Blank verse

The blank verse is a rhyming iambic verse fünfhebiger loose iambic pentameter or consisting of ten, in the female from eleven syllables in the male verse.

The German word is shipping a takeover from the English blank. The adjective is actually called blank, empty 'or' unadorned ' and here means non-rhyming '.

As an example, the beginning was called by Goethe's Iphigenie:

The development of blank verse

The blank verse is, presumably developed after an Italian model, in the middle of the 15th century in England and used for the first time in the drama in Gordobuc ( 1561) of Sackville and Norton. He is quickly becoming the Standardversmaß of the English drama, and the great dramatists of the 16th and 17th centuries, including Christopher Marlowe, Ben Jonson and especially William Shakespeare, develop it and refine it. It is often used in England in the 17th, 18th and 19th century in the poetry of thought and narrative poetry, among other things, by John Milton in Paradise Lost and Paradise Regained.

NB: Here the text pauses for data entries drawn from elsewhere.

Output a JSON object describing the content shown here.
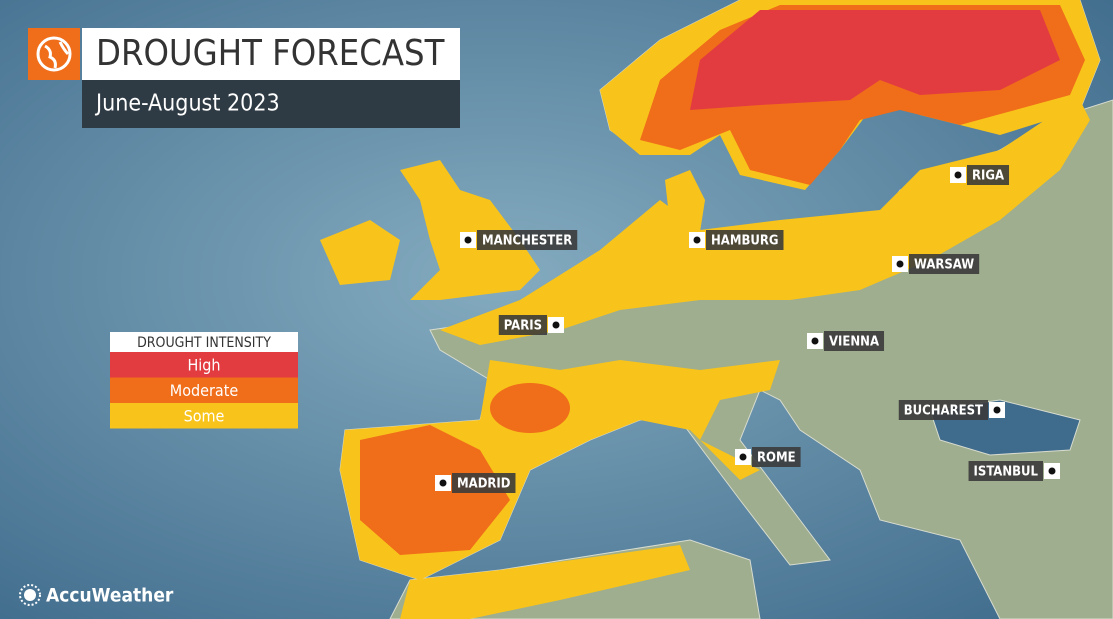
{
  "header": {
    "title": "DROUGHT FORECAST",
    "subtitle": "June-August 2023"
  },
  "legend": {
    "title": "DROUGHT INTENSITY",
    "items": [
      {
        "label": "High",
        "color": "#e23c41"
      },
      {
        "label": "Moderate",
        "color": "#f06d19"
      },
      {
        "label": "Some",
        "color": "#f8c41b"
      }
    ]
  },
  "cities": [
    "MANCHESTER",
    "HAMBURG",
    "RIGA",
    "WARSAW",
    "PARIS",
    "VIENNA",
    "BUCHAREST",
    "ROME",
    "MADRID",
    "ISTANBUL"
  ],
  "brand": "AccuWeather"
}
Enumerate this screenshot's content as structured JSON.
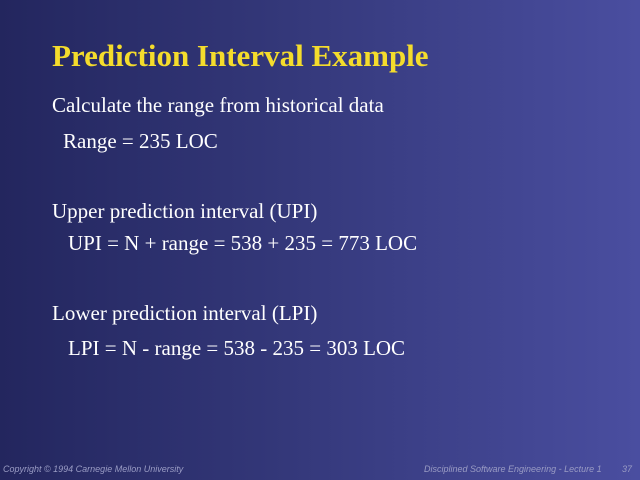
{
  "slide": {
    "title": "Prediction Interval Example",
    "lines": [
      "Calculate the range from historical data",
      "Range = 235 LOC",
      "Upper prediction interval (UPI)",
      "UPI = N + range = 538 + 235 = 773 LOC",
      "Lower prediction interval (LPI)",
      "LPI = N - range = 538 - 235 = 303 LOC"
    ],
    "footer": {
      "copyright": "Copyright © 1994 Carnegie Mellon University",
      "course": "Disciplined Software Engineering - Lecture 1",
      "page": "37"
    }
  }
}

In Germany, the blank verse, based on translations from the English literature since the end of the 17th century - first only sporadically - using, among others, Christoph Martin Wieland ( Lady Jane Gray, 1758 ) and Joachim Wilhelm von Brawe ( Brutus arose 1757/1758, published 1768). For the final breakthrough him Gotthold Ephraim Lessing helps with his " dramatic poem" Nathan the Wise ( 1779). The German dramatist of the classical and the 19th century ( Friedrich Schiller, Johann Wolfgang von Goethe, Heinrich von Kleist, Franz Grillparzer, Friedrich Halm, Friedrich Hebbel and others) write their verse dramas mostly in blank verse.

In the poem, and epic poem, the blank verse, however, can not prevail in Germany. A notable exception is Friedrich Schiller's ballad The veiled image at Sais.

The blank verse as a poetic medium

The popularity of blank verse as a poetic medium is because it is extremely flexible and variable. He has no fixed caesura and breaks are possible after each word. The verses are quite clear in the sequence of unstressed and stressed syllables and they can strip the default iambic scheme almost completely and approach the prose. The syntactic units can adapt to the Verseinheit or even effortlessly through Enjambements ( interlaced ) skip this schema, create tension, accelerate the rate of speech or slow. Several - often up to four - speakers can share a verse and create drama. Lessing uses these options already out fully. On the other hand, the blank verse, for example in the monologue, even effortlessly over switch to a rhyming pentameter and, for example, spread a solemn mood, which is the usual practice in the drama of Shakespeare time.

Shakespeare has passed through the whole spectrum in the course of his dramatic development. While largely coincide in his early dramas set unit and Verseinheit and prosody somewhat monotonous follows the metrical scheme, often build his verses in the later works by bold Enjambements and breaking through the standard metric dramatic tension.

Avoid the blank verse in the dramas of Goethe and Schiller, following the classical ideal, a greater deviation from the predetermined metric scheme. August Wilhelm Schlegel follows them partly therein at his translation of Shakespeare dramas. Schiller animates his blank verse primarily by enjambment. The given example at the beginning of Goethe's Iphigenie shows how closely Goethe adheres to the prescribed metric rule.